El jueves, cuando subía en el 15 por Paseo de San Juan, la conductora no dobló por Industria. Tuvo un lapsus y siguió recto. El pasaje entero exclamó: ¿qué pasa? Pero no pasaba nada, ¿qué iba a pasar? Dimos una extraordinaria vuelta a la manzana en un autobús urbano despistado. Y ya está, luego seguimos el rumbo convenido. Cierto que era una tarde primaveral.
Ayer, cuando a la salida del cole subía con el 15 por el Paseo de San Juan, el parque infantil rezumaba vida. Desde la ventana descubrí con asombro que en uno de los columpios que pendulaba enérgicamente no había ningún niño: era una abuelita moderna quien proyectaba su melena gris al viento. A su lado, pacientemente hacían cola dos pequeños.

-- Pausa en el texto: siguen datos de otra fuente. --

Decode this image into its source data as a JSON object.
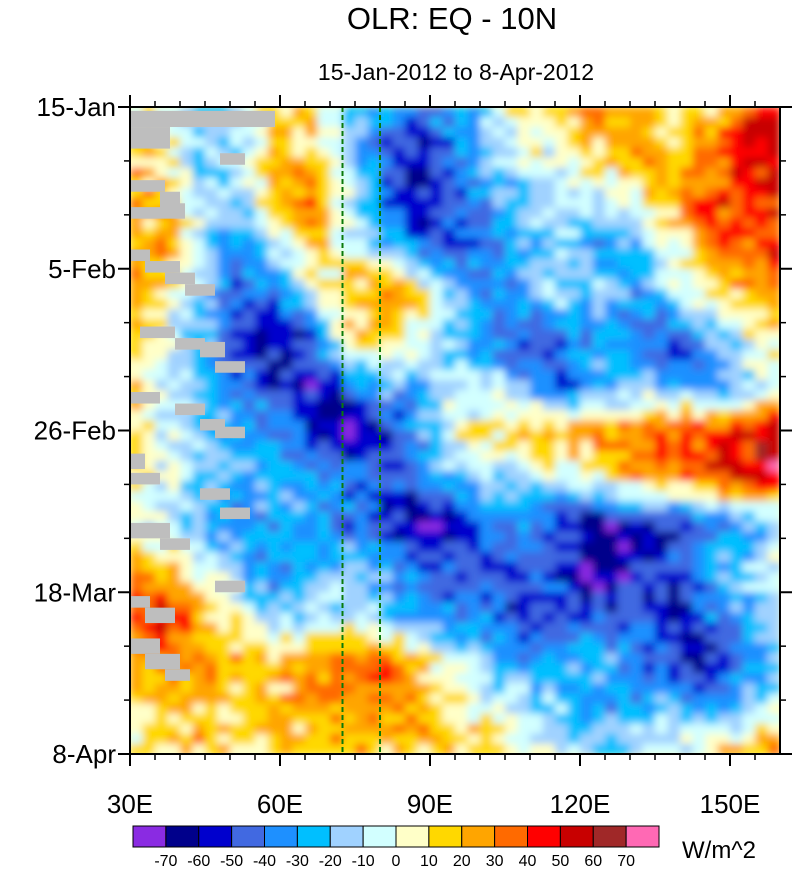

Hoy, al cruzar a pie el Paseo de San Juan, he visto que un papá sacaba monedas del bolsillo para comprar un helado a su hijo. Inmediatamente todos los niños que correteaban por ahí han acudido al unísono, arracimándose como nube de palomas al reconocer la bolsa de las migas. El hombre ha repartido hasta la última de las monedas que llevaba, y luego me he sumado yo, y hasta el jardinero municipal ha rebuscado en sus bolsillos. Como no tenía nada, el funcionario verde ha retirado la valla y nos ha ofrecido la hierba. Todos nos hemos tumbado a lamer nuestros polos de colores mientras contábamos las nubes pasar.
Se hace de noche y los vecinos del Paseo de San Juan salen a tomar el aire al balcón, igual que antes. (Alguno ya en pantalón de pijama.) Se está muy bien al fresco.
En el Paseo de San Juan corren vientos de cambio, y los que lo sabemos vamos a acudir imantados por algo innombrable, impublicable, intwitterable.